Obligado a ocultar el rostro desde que su predecesor lo seleccionaba, era el encargado de alertar a todos de cuando un cazador ya no poseía la destreza propia de la juventud, lo que lo condenaba a una muerte prematura para liberar a la tribu de los miembros más débiles y controlar el número de bocas a alimentar.

Así ha sido siempre. Me repito mientras me acerco al grupo de caza. Los más jóvenes se apartan, pues huelen la muerte acechándome. Y así es. A varios pies de distancia, el chamán me observa apoyado en su cayado-amuleto del que penden las tres campanas que anuncian el último día de vida de los cazadores condenados.

Busco a Kra y me acerco a él para librarme del peso de la mirada del chamán. Él asiente con la cabeza al verme y permanecemos en silencio mientras el jefe detalla la zona de caza. Cuando termina, reparten las lanzas. Es entonces cuando Kra se vuelve hacia mí.

—Una caza más, Era —me dice mientras agarra mi antebrazo con la mano.
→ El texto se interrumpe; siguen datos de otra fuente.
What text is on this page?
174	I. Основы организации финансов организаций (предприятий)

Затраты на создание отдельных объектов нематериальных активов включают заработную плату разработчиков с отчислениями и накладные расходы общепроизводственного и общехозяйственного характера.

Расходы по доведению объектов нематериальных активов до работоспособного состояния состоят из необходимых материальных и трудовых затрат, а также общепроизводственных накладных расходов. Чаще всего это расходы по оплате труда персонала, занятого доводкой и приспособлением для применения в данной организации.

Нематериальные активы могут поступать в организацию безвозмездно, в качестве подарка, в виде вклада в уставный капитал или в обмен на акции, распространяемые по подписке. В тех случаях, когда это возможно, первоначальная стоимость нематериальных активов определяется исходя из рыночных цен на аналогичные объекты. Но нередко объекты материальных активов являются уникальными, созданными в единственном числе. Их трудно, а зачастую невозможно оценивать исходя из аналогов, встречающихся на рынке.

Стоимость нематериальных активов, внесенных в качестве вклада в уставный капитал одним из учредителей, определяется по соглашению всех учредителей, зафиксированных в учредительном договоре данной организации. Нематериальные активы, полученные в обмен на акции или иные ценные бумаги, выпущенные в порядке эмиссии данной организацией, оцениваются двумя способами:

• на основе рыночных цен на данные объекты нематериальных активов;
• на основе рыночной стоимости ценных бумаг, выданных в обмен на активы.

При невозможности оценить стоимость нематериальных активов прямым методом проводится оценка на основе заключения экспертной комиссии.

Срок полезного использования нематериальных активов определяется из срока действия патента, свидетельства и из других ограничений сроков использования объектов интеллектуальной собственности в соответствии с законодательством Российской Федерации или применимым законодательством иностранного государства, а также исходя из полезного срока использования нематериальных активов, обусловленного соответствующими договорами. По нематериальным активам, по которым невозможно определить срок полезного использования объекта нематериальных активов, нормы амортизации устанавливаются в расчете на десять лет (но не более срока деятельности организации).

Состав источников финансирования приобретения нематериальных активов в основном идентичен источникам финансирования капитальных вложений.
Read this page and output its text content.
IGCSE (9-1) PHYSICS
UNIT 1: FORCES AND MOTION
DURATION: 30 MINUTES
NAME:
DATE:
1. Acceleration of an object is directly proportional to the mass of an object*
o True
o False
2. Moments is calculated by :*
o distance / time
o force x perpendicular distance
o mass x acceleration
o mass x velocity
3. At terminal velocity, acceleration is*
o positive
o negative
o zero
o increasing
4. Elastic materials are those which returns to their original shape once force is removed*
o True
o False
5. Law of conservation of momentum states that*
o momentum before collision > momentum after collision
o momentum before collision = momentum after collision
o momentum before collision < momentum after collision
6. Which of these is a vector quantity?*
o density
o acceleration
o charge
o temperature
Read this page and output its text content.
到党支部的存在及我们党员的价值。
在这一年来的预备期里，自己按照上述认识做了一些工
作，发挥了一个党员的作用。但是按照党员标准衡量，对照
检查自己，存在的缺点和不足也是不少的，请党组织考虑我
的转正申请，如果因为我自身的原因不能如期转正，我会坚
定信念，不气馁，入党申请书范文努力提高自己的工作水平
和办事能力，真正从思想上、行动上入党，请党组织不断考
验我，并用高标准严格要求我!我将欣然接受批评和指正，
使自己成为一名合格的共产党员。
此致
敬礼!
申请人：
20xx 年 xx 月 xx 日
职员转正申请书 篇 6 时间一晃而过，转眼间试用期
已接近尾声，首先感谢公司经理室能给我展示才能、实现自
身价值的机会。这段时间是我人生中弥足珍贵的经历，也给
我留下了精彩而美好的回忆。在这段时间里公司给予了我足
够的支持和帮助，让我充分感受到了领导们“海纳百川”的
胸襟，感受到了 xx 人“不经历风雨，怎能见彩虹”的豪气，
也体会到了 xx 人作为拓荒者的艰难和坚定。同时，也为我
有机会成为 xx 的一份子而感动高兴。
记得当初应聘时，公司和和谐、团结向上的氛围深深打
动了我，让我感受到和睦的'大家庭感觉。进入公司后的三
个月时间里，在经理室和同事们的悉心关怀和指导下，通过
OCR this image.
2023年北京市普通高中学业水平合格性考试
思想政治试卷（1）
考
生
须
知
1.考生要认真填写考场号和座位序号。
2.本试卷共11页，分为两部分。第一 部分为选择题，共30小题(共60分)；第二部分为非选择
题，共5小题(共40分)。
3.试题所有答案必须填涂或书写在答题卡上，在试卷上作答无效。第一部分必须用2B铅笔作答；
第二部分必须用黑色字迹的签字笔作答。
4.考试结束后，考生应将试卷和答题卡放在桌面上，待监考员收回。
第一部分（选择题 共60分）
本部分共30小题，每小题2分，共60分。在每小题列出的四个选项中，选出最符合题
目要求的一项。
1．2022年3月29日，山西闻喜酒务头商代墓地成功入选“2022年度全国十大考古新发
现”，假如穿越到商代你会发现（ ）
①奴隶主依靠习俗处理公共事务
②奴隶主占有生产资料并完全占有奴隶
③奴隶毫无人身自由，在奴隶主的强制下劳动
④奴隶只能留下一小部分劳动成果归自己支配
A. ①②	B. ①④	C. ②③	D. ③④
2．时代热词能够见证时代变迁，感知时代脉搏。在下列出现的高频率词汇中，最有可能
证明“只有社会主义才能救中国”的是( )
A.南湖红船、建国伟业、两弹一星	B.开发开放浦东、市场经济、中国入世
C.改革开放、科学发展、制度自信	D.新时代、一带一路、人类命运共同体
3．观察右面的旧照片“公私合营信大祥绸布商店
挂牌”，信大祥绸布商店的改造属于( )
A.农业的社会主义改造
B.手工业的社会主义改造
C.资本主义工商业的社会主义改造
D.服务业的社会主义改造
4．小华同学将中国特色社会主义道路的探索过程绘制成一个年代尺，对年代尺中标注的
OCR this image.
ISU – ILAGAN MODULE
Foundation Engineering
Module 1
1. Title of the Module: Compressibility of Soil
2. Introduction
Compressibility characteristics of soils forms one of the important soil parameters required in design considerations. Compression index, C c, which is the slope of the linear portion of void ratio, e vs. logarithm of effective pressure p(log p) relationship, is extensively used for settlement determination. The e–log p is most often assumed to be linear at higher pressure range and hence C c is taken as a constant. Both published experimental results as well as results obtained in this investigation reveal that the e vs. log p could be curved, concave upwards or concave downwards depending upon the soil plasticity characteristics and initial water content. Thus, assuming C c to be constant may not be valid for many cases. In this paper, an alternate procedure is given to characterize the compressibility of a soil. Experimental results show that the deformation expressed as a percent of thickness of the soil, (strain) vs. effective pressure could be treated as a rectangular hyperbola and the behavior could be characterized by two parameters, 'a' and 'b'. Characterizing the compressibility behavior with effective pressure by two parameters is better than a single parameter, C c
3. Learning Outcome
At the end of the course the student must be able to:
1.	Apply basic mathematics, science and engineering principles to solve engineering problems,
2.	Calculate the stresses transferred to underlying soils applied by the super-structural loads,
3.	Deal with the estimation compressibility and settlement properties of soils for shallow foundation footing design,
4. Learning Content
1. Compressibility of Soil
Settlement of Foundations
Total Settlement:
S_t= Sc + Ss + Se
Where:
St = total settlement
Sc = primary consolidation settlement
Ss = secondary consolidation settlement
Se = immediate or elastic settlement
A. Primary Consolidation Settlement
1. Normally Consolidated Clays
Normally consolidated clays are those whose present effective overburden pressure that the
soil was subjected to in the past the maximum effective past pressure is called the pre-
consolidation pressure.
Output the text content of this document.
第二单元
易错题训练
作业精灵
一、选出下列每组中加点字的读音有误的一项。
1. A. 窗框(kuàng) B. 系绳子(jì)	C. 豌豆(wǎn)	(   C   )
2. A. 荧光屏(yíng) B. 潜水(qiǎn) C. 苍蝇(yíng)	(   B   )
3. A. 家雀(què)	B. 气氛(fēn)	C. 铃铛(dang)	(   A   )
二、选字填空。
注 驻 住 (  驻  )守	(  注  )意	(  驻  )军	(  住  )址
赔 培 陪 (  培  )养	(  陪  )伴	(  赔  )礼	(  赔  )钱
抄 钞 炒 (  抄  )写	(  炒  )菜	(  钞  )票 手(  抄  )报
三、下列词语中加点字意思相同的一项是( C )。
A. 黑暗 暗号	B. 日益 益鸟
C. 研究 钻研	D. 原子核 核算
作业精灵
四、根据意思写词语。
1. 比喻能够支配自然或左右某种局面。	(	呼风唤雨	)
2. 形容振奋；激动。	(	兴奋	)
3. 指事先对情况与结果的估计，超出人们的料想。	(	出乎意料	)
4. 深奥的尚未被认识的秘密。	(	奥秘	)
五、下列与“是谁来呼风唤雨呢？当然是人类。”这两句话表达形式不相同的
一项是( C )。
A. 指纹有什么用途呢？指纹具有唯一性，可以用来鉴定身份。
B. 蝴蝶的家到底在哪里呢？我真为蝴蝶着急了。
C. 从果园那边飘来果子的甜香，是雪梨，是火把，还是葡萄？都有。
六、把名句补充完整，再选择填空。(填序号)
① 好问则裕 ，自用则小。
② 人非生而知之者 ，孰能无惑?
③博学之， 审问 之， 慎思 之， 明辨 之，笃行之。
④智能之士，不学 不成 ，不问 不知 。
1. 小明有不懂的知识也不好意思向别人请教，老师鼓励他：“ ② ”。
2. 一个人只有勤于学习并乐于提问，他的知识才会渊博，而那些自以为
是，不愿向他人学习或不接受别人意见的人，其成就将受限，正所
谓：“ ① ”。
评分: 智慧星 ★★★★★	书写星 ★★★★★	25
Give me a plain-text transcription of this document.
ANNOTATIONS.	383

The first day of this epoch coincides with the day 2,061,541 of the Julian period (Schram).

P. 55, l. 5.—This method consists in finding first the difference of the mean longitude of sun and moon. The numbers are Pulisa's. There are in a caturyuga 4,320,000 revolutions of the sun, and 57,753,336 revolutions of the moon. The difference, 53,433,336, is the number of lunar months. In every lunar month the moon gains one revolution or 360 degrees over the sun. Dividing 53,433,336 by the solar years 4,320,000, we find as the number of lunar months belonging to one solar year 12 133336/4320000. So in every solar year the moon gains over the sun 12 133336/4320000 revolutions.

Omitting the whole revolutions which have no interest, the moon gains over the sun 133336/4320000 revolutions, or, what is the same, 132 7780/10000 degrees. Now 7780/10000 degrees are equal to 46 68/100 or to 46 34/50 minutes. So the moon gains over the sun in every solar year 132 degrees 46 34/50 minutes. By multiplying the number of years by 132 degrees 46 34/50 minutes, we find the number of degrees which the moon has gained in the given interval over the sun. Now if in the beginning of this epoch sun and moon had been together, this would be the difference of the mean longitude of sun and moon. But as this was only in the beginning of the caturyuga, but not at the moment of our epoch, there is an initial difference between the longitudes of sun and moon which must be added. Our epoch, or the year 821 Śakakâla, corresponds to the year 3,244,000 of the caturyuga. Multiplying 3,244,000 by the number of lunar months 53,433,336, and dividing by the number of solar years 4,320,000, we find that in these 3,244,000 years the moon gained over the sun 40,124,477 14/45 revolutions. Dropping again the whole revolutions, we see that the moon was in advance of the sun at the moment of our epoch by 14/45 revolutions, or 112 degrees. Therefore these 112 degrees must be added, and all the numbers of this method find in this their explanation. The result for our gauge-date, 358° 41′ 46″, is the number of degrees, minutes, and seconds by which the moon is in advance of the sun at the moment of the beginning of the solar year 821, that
—Una caza más —respondo devolviéndole el apretón.

Es lo máximo a lo que podemos aspirar y ambos lo sabemos. Lo sabemos desde que los reflejos blancos coparon nuestros cabellos, desde que nuestros compañeros de infancia sucumbieron a causa de enfermedades, accidentes o las propias campanas.

El grupo se dispersa, corriendo por diferentes sendas en busca de los venados que nos proporcionarán sustento por un par de soles más. Yo avanzo unos pasos por delante de Kra. Siempre he sido más rápida que él, aunque él posee mayor musculatura, en parte gracias a las raciones extra de comida que le brindan sus hijos. Yo elegí la caza frente a un vientre abultado.

Diviso un grupo de venados entre las hileras de árboles y los señalo con la lanza. Nos ladeamos para ponernos contra el viento y seguimos avanzando. Descubren nuestra presencia demasiado tarde. Arrojo la lanza con todas mis fuerzas y atravieso mi presa. Grito de júbilo y busco a Kra, que se encuentra a una veintena de pasos tras de mí, rodillas hincadas en el suelo y la lanza partida por la mitad en sus manos.

Maldigo porque sé lo que va a ocurrir a continuación.

Corro hacia él sin pensarlo mientras busco entre los árboles una silueta que no tardará en aparecer. Lo ayudo a levantarse y consigo que, tras varios tropiezos, llegue hasta el venado abatido. Coloco sus manos sobre mi lanza, ahora suya. Él me mira con lágrimas en los ojos mientras ve como me tiro al suelo sobre los restos de su lanza, ahora mía.

Entonces las campanas empezaron a sonar.